Zwar therapiert man eine Chronische Polyarthritits gleich mit Basistherapeutika, allerdings seien laut Experten schmerzhafte Gelenke allein eine zu schwache Indikation. „Es muss schon eine Schwellung und Entzündung dabei sein“, erklärt Köller. Auf die Basistherapie sprechen im Allgemeinen alle Altersgruppen gleich gut an; allerdings sei bei älteren Personen zu beachten, dass die Medikation mit Zurückhaltung eingesetzt werden sollte. „Bei Methotrexat muss man beispielsweise sehr auf die Nierenfunktion achten, das heißt MTX ist sicher nicht einfach so an jedermann zu verteilen“, zeigt Köller auf.

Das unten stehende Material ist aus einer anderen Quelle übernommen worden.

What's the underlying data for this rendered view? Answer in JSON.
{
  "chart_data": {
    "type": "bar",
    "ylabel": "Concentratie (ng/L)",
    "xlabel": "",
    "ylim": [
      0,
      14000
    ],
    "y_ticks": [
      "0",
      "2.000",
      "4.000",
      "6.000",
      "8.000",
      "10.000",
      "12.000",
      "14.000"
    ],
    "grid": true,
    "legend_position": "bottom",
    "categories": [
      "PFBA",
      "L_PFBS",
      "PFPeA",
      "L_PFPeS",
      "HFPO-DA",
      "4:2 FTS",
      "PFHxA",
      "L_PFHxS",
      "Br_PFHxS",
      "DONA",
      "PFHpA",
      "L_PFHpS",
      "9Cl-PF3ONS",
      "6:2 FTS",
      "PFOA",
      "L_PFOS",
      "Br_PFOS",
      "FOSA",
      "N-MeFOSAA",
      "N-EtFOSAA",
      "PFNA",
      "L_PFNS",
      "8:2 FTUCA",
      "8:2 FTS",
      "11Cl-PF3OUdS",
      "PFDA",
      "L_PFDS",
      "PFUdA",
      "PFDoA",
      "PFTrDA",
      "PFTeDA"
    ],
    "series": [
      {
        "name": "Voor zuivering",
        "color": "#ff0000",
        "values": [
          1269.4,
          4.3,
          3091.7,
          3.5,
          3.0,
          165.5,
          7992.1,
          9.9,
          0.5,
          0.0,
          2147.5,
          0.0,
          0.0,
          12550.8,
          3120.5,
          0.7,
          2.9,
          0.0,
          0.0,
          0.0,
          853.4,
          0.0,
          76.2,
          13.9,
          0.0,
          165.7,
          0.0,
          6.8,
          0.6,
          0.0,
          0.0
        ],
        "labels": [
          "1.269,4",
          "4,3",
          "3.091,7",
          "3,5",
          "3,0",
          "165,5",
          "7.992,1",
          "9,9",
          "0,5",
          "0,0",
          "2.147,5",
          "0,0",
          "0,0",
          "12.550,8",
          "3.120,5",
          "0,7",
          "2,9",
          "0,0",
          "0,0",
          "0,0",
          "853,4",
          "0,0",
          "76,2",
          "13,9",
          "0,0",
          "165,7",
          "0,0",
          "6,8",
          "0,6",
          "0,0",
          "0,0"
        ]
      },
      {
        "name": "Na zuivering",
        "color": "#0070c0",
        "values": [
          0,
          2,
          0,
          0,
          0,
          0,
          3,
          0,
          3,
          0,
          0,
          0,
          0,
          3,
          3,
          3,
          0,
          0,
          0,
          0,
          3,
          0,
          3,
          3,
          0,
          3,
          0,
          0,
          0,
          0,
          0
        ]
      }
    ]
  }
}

Ist man sich bei der klinischen Diagnostik nicht sicher, kann durchaus eine Sicherung mit Hilfe der Bildgebung erfolgen. „Es ist aber sicher nicht so, dass man bei jedem Gelenksschmerz ein MR macht“, erklärt der Experte weiter. Primär unterscheidet man mit Hilfe des Tast- und Untersuchungsbefundes, jedoch sollte dies auch jemand machen, der geübt ist. Diagnostische Mittel für die Früherkennung sind grundsätzlich Klinik und Serologie inkl. CRP, BSG und Rheumafaktor, sowie Anti-CCP-Antikörper. Auch eine Ultraschall-Untersuchung sei in unklaren Fällen durchführbar, da gerade bei den Frühformen vielleicht noch keine erosiven Knochenveränderungen per Röntgen fassbar sind.

„Fachärzte sind nicht überall gleich verfügbar, daher lastet in großen Teilen Österreichs viel auf den niedergelassenen Ärzten“, weist Köller hin. Sämtliche serologischen Werte wie Anti-CCP, Rheumafaktoren oder Entzündungsparameter können demnach durchaus vom Hausarzt angefordert werden.